Right to Data Portability (Art. 20 GDPR)

You have the right to receive personal data you have provided to us in a structured, commonly used, and machine-readable format.

You also have the right to transmit that data to another controller where technically feasible.

This right applies only where processing is based on consent or contract and carried out by automated means.

Right to Object (Art. 21 GDPR)

You have the right to object at any time to processing of personal data based on Art. 6(1)(f) GDPR (legitimate interests).

If you object, we will no longer process your data unless we demonstrate compelling legitimate grounds that override your interests, rights, and freedoms.

Where personal data is processed for direct marketing purposes, you have the right to object at any time without providing reasons.

Right to Withdraw Consent (Art. 7(3) GDPR)

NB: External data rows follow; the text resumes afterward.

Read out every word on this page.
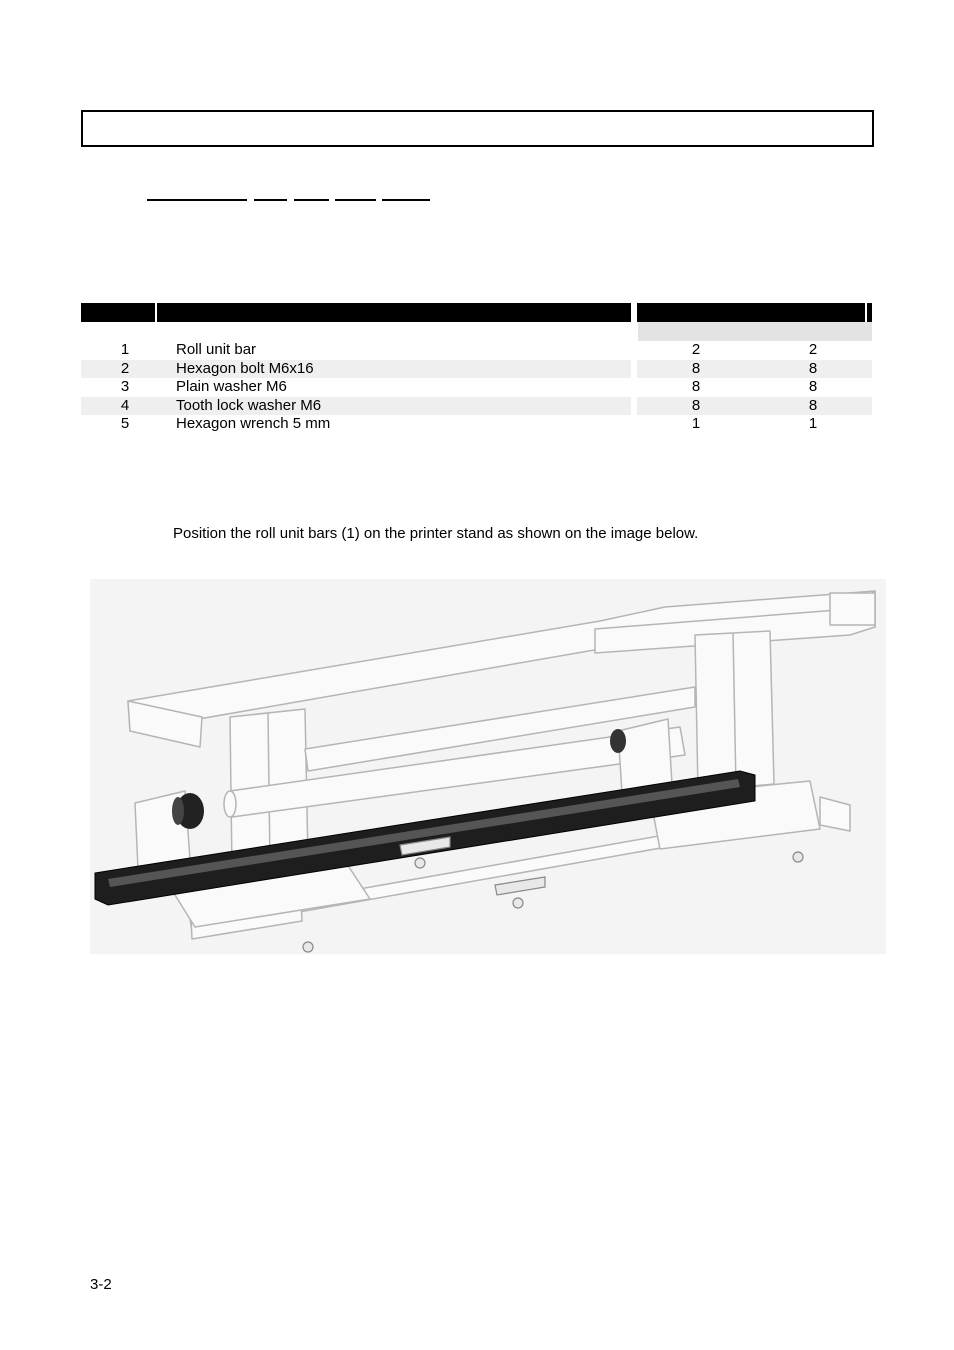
1	Roll unit bar	2	2
2	Hexagon bolt M6x16	8	8
3	Plain washer M6	8	8
4	Tooth lock washer M6	8	8
5	Hexagon wrench 5 mm	1	1
Position the roll unit bars (1) on the printer stand as shown on the image below.
3-2
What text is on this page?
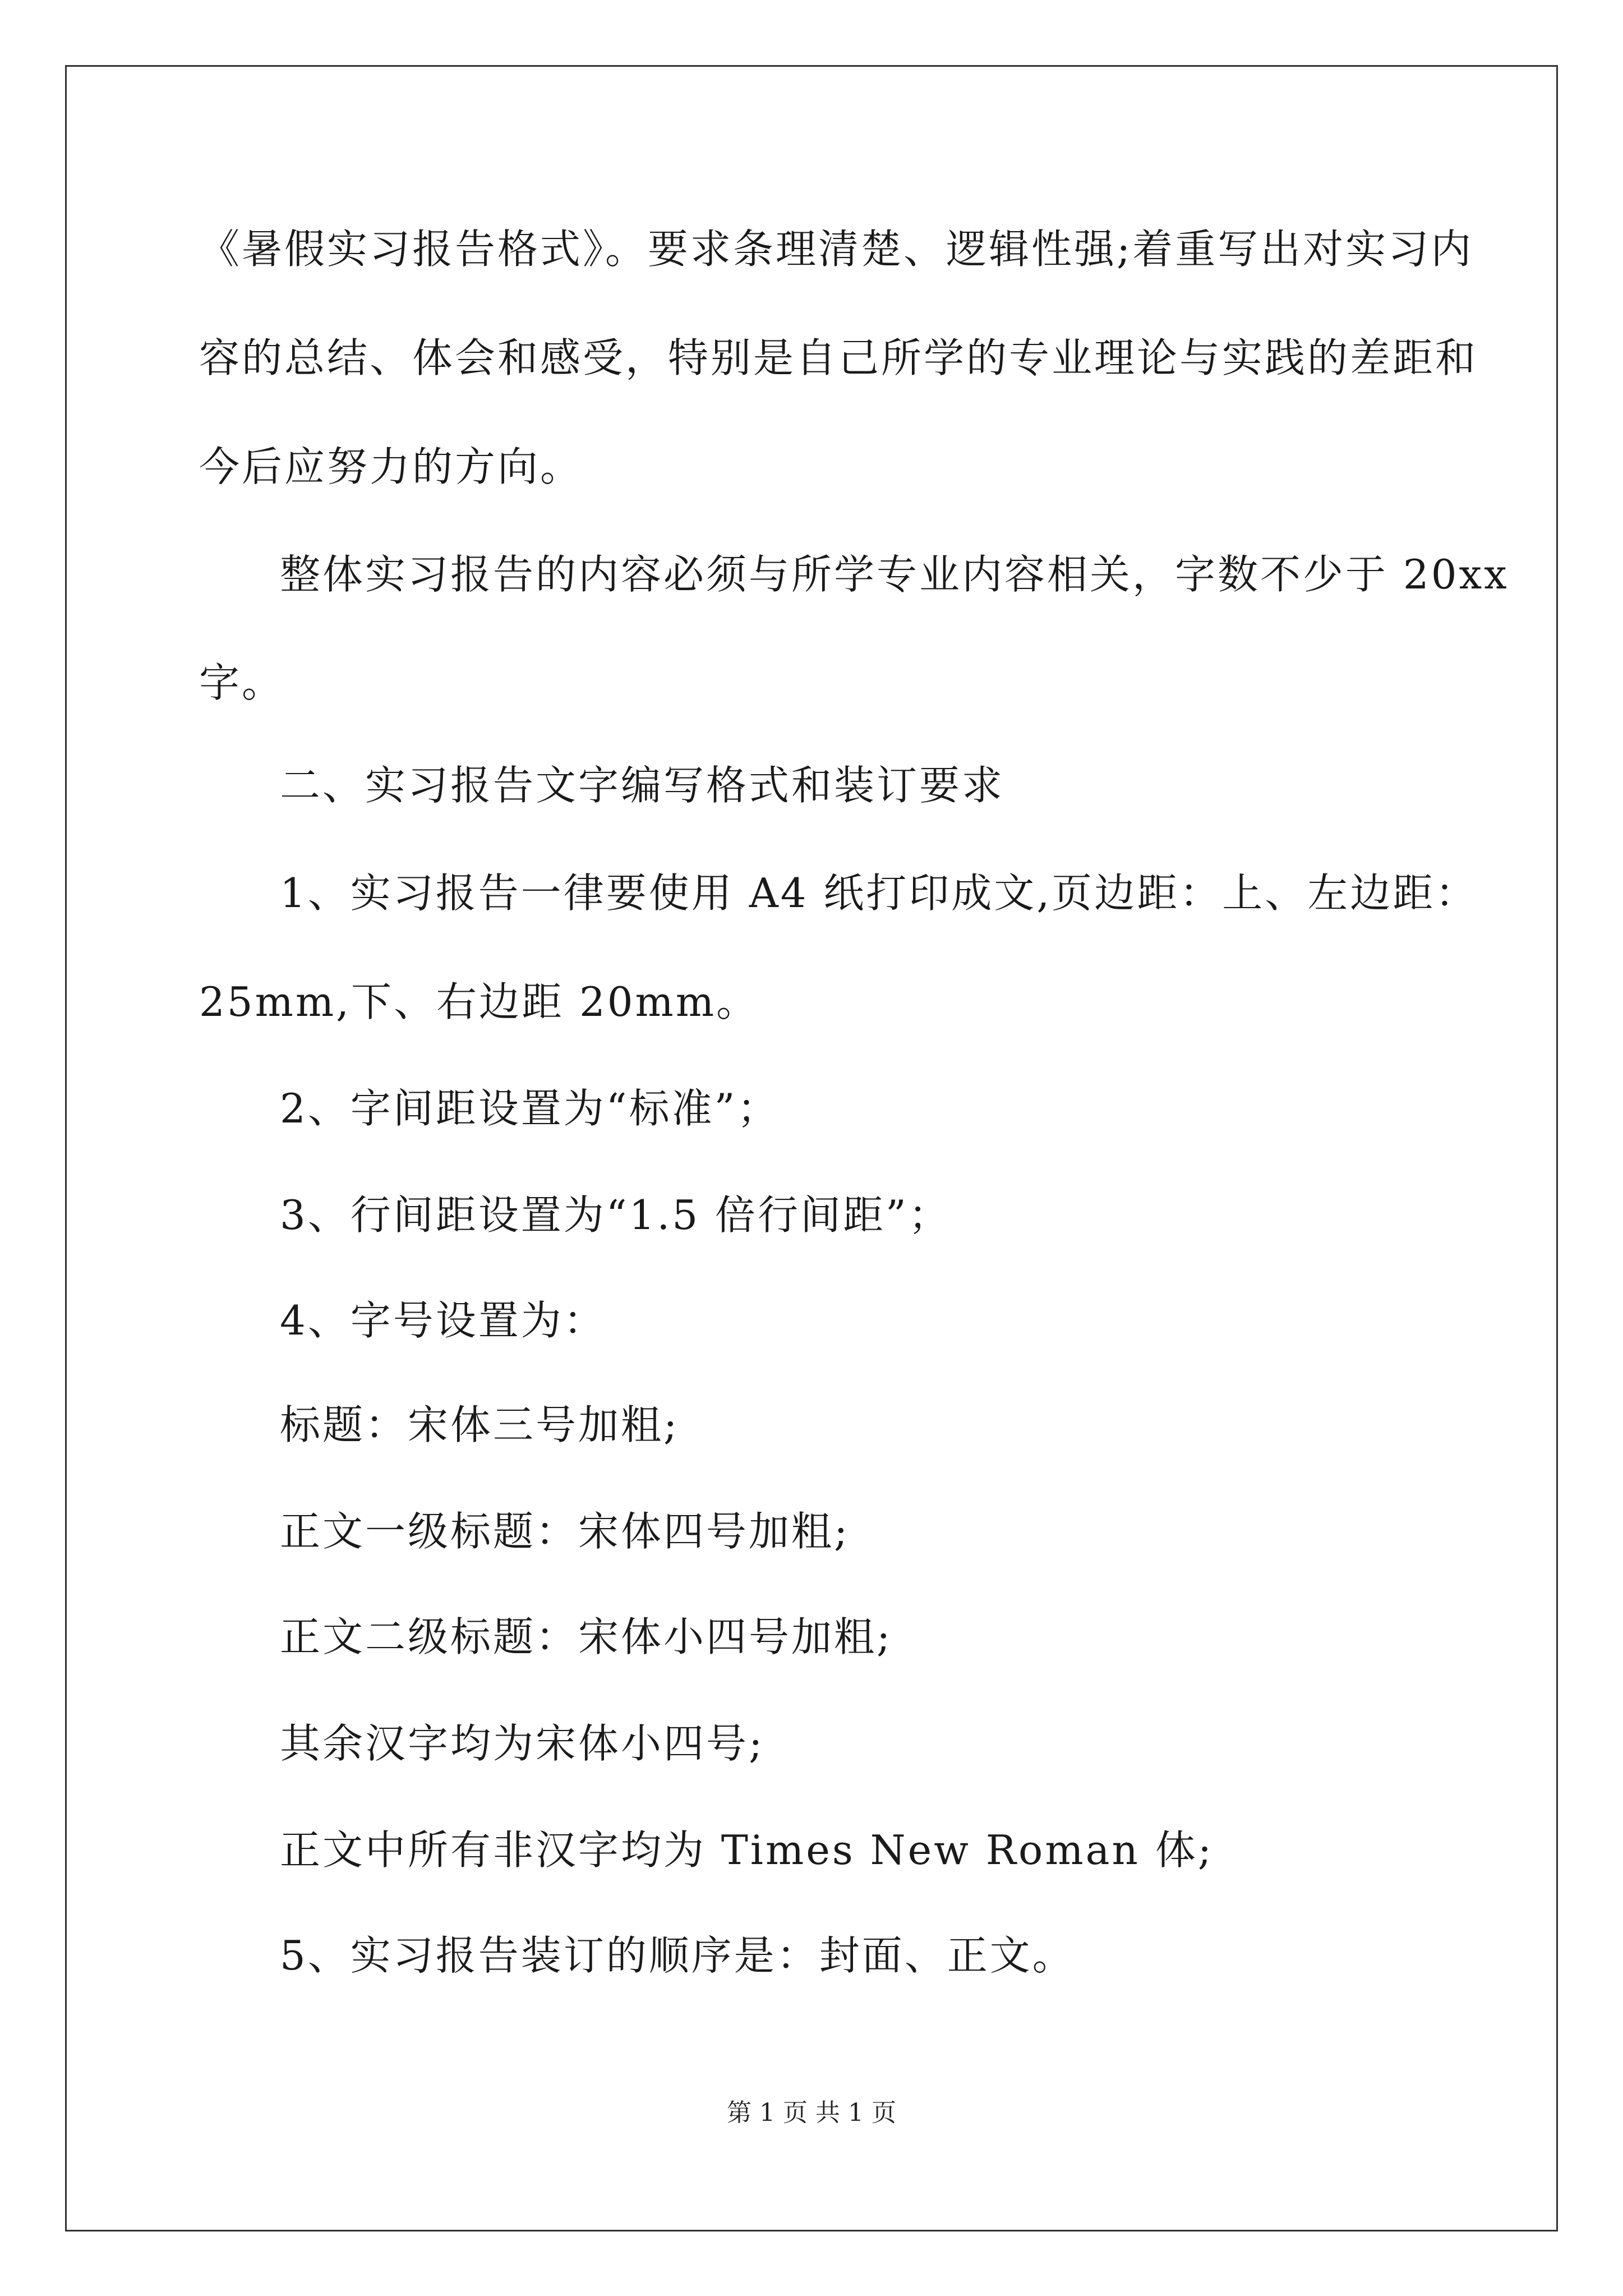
《暑假实习报告格式》。要求条理清楚、逻辑性强;着重写出对实习内
容的总结、体会和感受，特别是自己所学的专业理论与实践的差距和
今后应努力的方向。
整体实习报告的内容必须与所学专业内容相关，字数不少于 20xx
字。
二、实习报告文字编写格式和装订要求
1、实习报告一律要使用 A4 纸打印成文,页边距：上、左边距：
25mm,下、右边距 20mm。
2、字间距设置为“标准”；
3、行间距设置为“1.5 倍行间距”；
4、字号设置为：
标题：宋体三号加粗;
正文一级标题：宋体四号加粗;
正文二级标题：宋体小四号加粗;
其余汉字均为宋体小四号;
正文中所有非汉字均为 Times New Roman 体;
5、实习报告装订的顺序是：封面、正文。
第 1 页 共 1 页
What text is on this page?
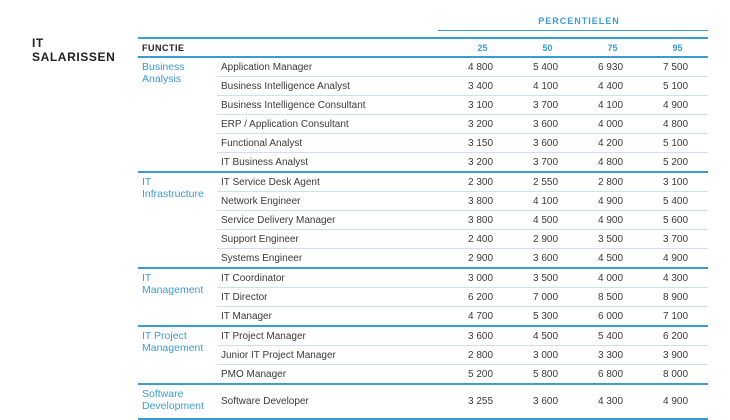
IT
SALARISSEN
PERCENTIELEN
FUNCTIE		25	50	75	95
Business Analysis	Application Manager	4 800	5 400	6 930	7 500
	Business Intelligence Analyst	3 400	4 100	4 400	5 100
	Business Intelligence Consultant	3 100	3 700	4 100	4 900
	ERP / Application Consultant	3 200	3 600	4 000	4 800
	Functional Analyst	3 150	3 600	4 200	5 100
	IT Business Analyst	3 200	3 700	4 800	5 200
IT Infrastructure	IT Service Desk Agent	2 300	2 550	2 800	3 100
	Network Engineer	3 800	4 100	4 900	5 400
	Service Delivery Manager	3 800	4 500	4 900	5 600
	Support Engineer	2 400	2 900	3 500	3 700
	Systems Engineer	2 900	3 600	4 500	4 900
IT Management	IT Coordinator	3 000	3 500	4 000	4 300
	IT Director	6 200	7 000	8 500	8 900
	IT Manager	4 700	5 300	6 000	7 100
IT Project Management	IT Project Manager	3 600	4 500	5 400	6 200
	Junior IT Project Manager	2 800	3 000	3 300	3 900
	PMO Manager	5 200	5 800	6 800	8 000
Software Development	Software Developer	3 255	3 600	4 300	4 900
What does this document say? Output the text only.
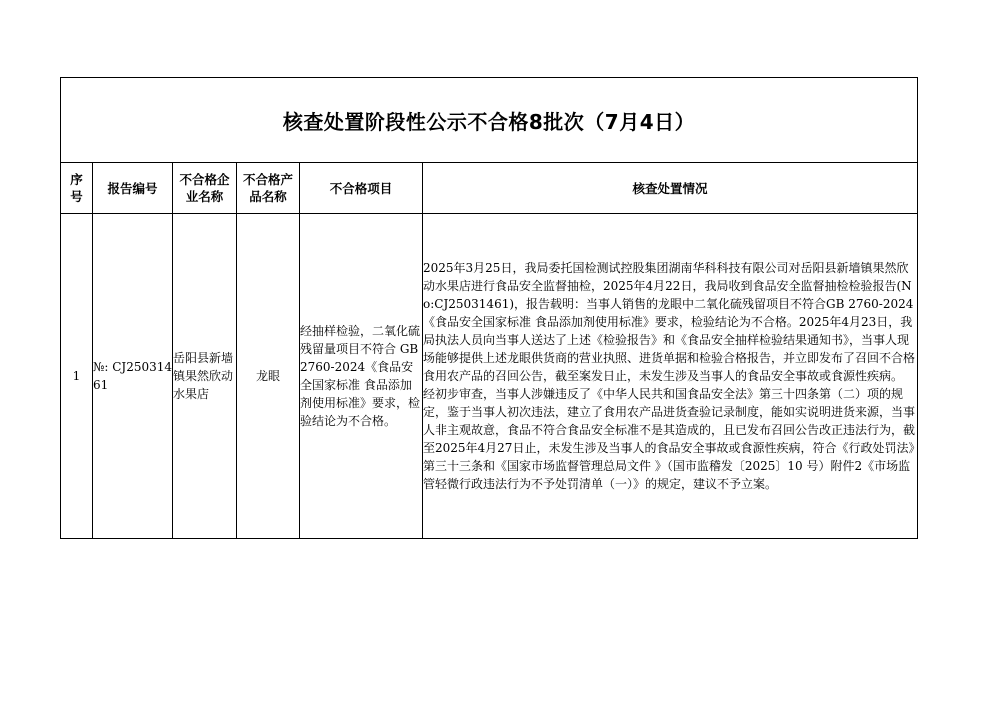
核查处置阶段性公示不合格8批次（7月4日）					
序号	报告编号	不合格企业名称	不合格产品名称	不合格项目	核查处置情况
1	№: CJ25031461	岳阳县新墙镇果然欣动水果店	龙眼	经抽样检验，二氧化硫残留量项目不符合 GB 2760-2024《食品安全国家标准 食品添加剂使用标准》要求，检验结论为不合格。	2025年3月25日，我局委托国检测试控股集团湖南华科科技有限公司对岳阳县新墙镇果然欣动水果店进行食品安全监督抽检，2025年4月22日，我局收到食品安全监督抽检检验报告(No:CJ25031461)，报告载明：当事人销售的龙眼中二氧化硫残留项目不符合GB 2760-2024《食品安全国家标准 食品添加剂使用标准》要求，检验结论为不合格。2025年4月23日，我局执法人员向当事人送达了上述《检验报告》和《食品安全抽样检验结果通知书》，当事人现场能够提供上述龙眼供货商的营业执照、进货单据和检验合格报告，并立即发布了召回不合格食用农产品的召回公告，截至案发日止，未发生涉及当事人的食品安全事故或食源性疾病。

经初步审查，当事人涉嫌违反了《中华人民共和国食品安全法》第三十四条第（二）项的规定，鉴于当事人初次违法，建立了食用农产品进货查验记录制度，能如实说明进货来源，当事人非主观故意，食品不符合食品安全标准不是其造成的，且已发布召回公告改正违法行为，截至2025年4月27日止，未发生涉及当事人的食品安全事故或食源性疾病，符合《行政处罚法》第三十三条和《国家市场监督管理总局文件 》（国市监稽发〔2025〕10 号）附件2《市场监管轻微行政违法行为不予处罚清单（一）》的规定，建议不予立案。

If processing is based on your consent, you have the right to withdraw your consent at any time with effect for the future.

Withdrawal does not affect the lawfulness of processing carried out before withdrawal.

Right Not to Be Subject to Automated Decision-Making (Art. 22 GDPR)

You have the right not to be subject to a decision based solely on automated processing, including profiling, which produces legal effects concerning you or similarly significantly affects you.

We do not carry out automated decision-making within the meaning of Art. 22 GDPR.

Right to Lodge a Complaint (Art. 77 GDPR)

You have the right to lodge a complaint with a supervisory authority if you believe that the processing of your personal data violates data protection law.

The competent supervisory authority for our company is:

The Hessian Commissioner for Data Protection and Freedom of Information
Gustav-Stresemann-Ring 1
65189 Wiesbaden
Germany

However, you may also contact the supervisory authority in your place of residence.

In case of any discrepancies, please contact us at

admin[at]sometech[dot]work

We may request additional information to verify your identity before processing your request.

Requests are handled in accordance with Art. 12 GDPR.